Tamale, Ghana – On March 4, Mission Director for USAID/Ghana, James Bever, traveled to Tamale to kick-off two Feed the Future projects in the region: the Savanna Agricultural Research Institute (SARI) and the new Ghana Seed Inspection Unit.
In the Tolon/Kumbubgu District, Mr. Bever joined key actors in agriculture, technology and innovation to sign an agreement providing $5.5 million in Feed the Future funding to SARI. The funds will bolster SARI’s capacity to transform agriculture in Ghana, particularly in the north. Through the agreement, USAID will provide training to staff and rehabilitate critical infrastructure, positioning SARI as a center for excellence in agricultural research in Northern Ghana.

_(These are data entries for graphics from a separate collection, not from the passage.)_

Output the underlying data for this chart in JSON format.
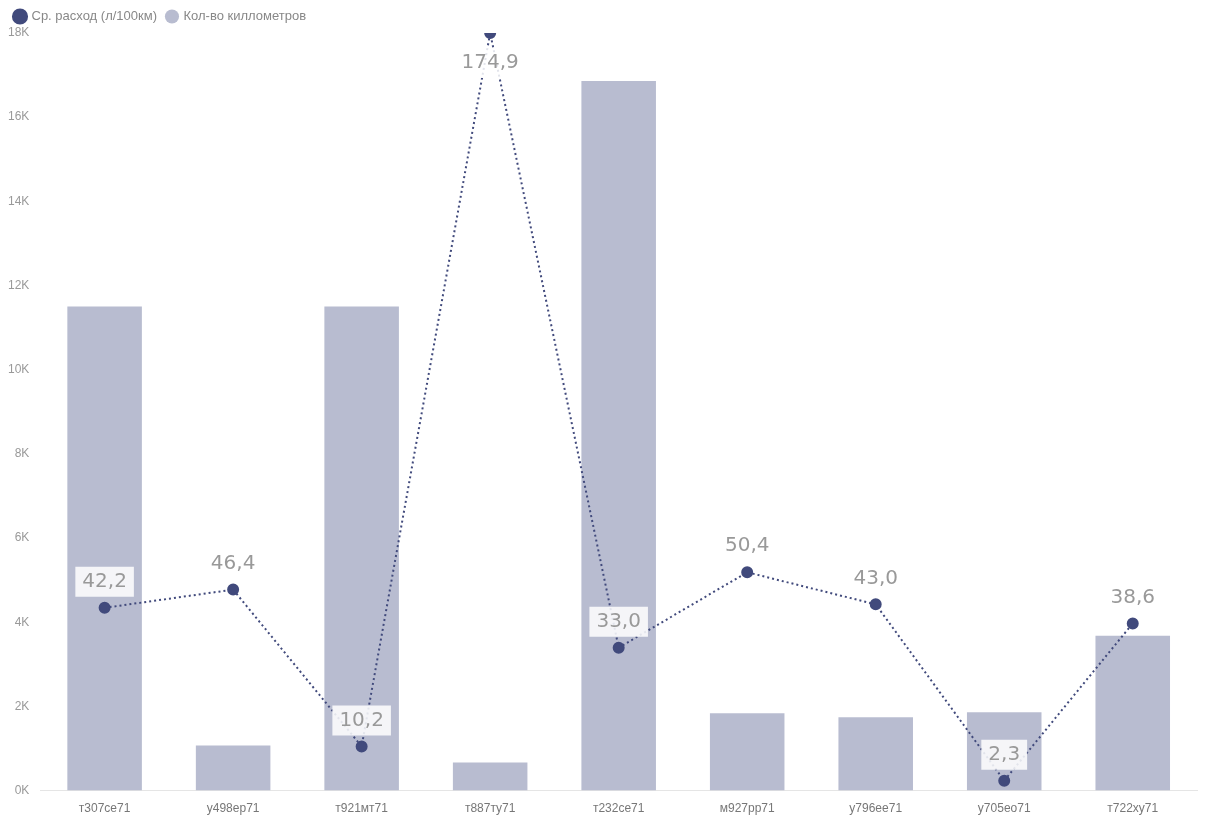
{
  "chart_data": {
    "type": "bar",
    "categories": [
      "т307се71",
      "у498ер71",
      "т921мт71",
      "т887ту71",
      "т232се71",
      "м927рр71",
      "у796ее71",
      "у705ео71",
      "т722ху71"
    ],
    "series": [
      {
        "name": "Кол-во киллометров",
        "color": "#b8bcd0",
        "values": [
          11500,
          1070,
          11500,
          670,
          16860,
          1840,
          1740,
          1860,
          3680
        ]
      },
      {
        "name": "Ср. расход (л/100км)",
        "type": "line",
        "axis": "y2",
        "color": "#414a7c",
        "marker": "circle",
        "line_style": "dotted",
        "values": [
          42.2,
          46.4,
          10.2,
          174.9,
          33.0,
          50.4,
          43.0,
          2.3,
          38.6
        ],
        "value_labels": [
          "42,2",
          "46,4",
          "10,2",
          "174,9",
          "33,0",
          "50,4",
          "43,0",
          "2,3",
          "38,6"
        ]
      }
    ],
    "ylim": [
      0,
      18000
    ],
    "yticks": [
      {
        "value": 0,
        "label": "0K"
      },
      {
        "value": 2000,
        "label": "2K"
      },
      {
        "value": 4000,
        "label": "4K"
      },
      {
        "value": 6000,
        "label": "6K"
      },
      {
        "value": 8000,
        "label": "8K"
      },
      {
        "value": 10000,
        "label": "10K"
      },
      {
        "value": 12000,
        "label": "12K"
      },
      {
        "value": 14000,
        "label": "14K"
      },
      {
        "value": 16000,
        "label": "16K"
      },
      {
        "value": 18000,
        "label": "18K"
      }
    ],
    "grid": false,
    "legend": "top left"
  }
}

SARI has a long history of contributing to agricultural technology development and information sharing through development of crop varieties adaptable to the Northern, Upper East, and Upper West regions. The U.S. government support will directly strengthen SARI’s role as a leader in applied agricultural research through improvements in systems performance. The institute’s national and international research programs will also receive support to make agricultural technologies readily available to farmers through crop improvement, soil fertility management, and research administration.
Mr. Bever remarked that, “research is the cornerstone of innovation and agricultural growth,” and will “drive food security and prosperity in Africa for years to come.”
Later Mr. Bever joined partners to break ground on a new laboratory that will use international standards to ensure farmers throughout Ghana have access to high quality seed. The Tamale-based Ghana Seed Inspection Unit for the Northern Region is the first of many facilities funded by USAID. Identical laboratories will also be constructed in the Upper East and Upper West regions. This support will provide buildings, equipment, and training to modernize the process for testing seeds and ensuring quality standards are met.
Mr. Bever called the occasion a celebration of, “the continued strong relationship between USAID and the Ministry of Food and Agriculture,” and remarked that the new infrastructure will be a transformative resource for farmers in Northern Ghana.
In addition to the groundbreaking, leaders toured the existing seed laboratory and processing facilities and talked with management about the best strategies for sustainability, cost recovery, and growth within Ghana’s seed industry. The project, implemented jointly by the Ministry of Food and Agriculture and the Feed the Future Ghana Agriculture Technology Transfer (ATT) Project, will provide dedicated work rooms, walk-in germination facilities, workbenches, testing equipment, and technician training. These updated facilities and skills are designed to ensure that private sector seed producers are able to deliver an excellent product to farmers across northern Ghana.
USAID is the lead U.S. Government agency working to end extreme global poverty and enable resilient, democratic societies to realize their potential. Since 1957, USAID has supported Ghana in increasing food security, improving basic health care, enhancing access to quality basic education, and strengthening local governance to benefit all Ghanaian people.
Through continued partnerships with the Council for Scientific and Industrial Research, the Ministry of Environment, Science, Technology and Innovation, and the Ministry of Food and Agriculture, USAID will ensure sustained food security and reduce poverty among farmers for generations to come.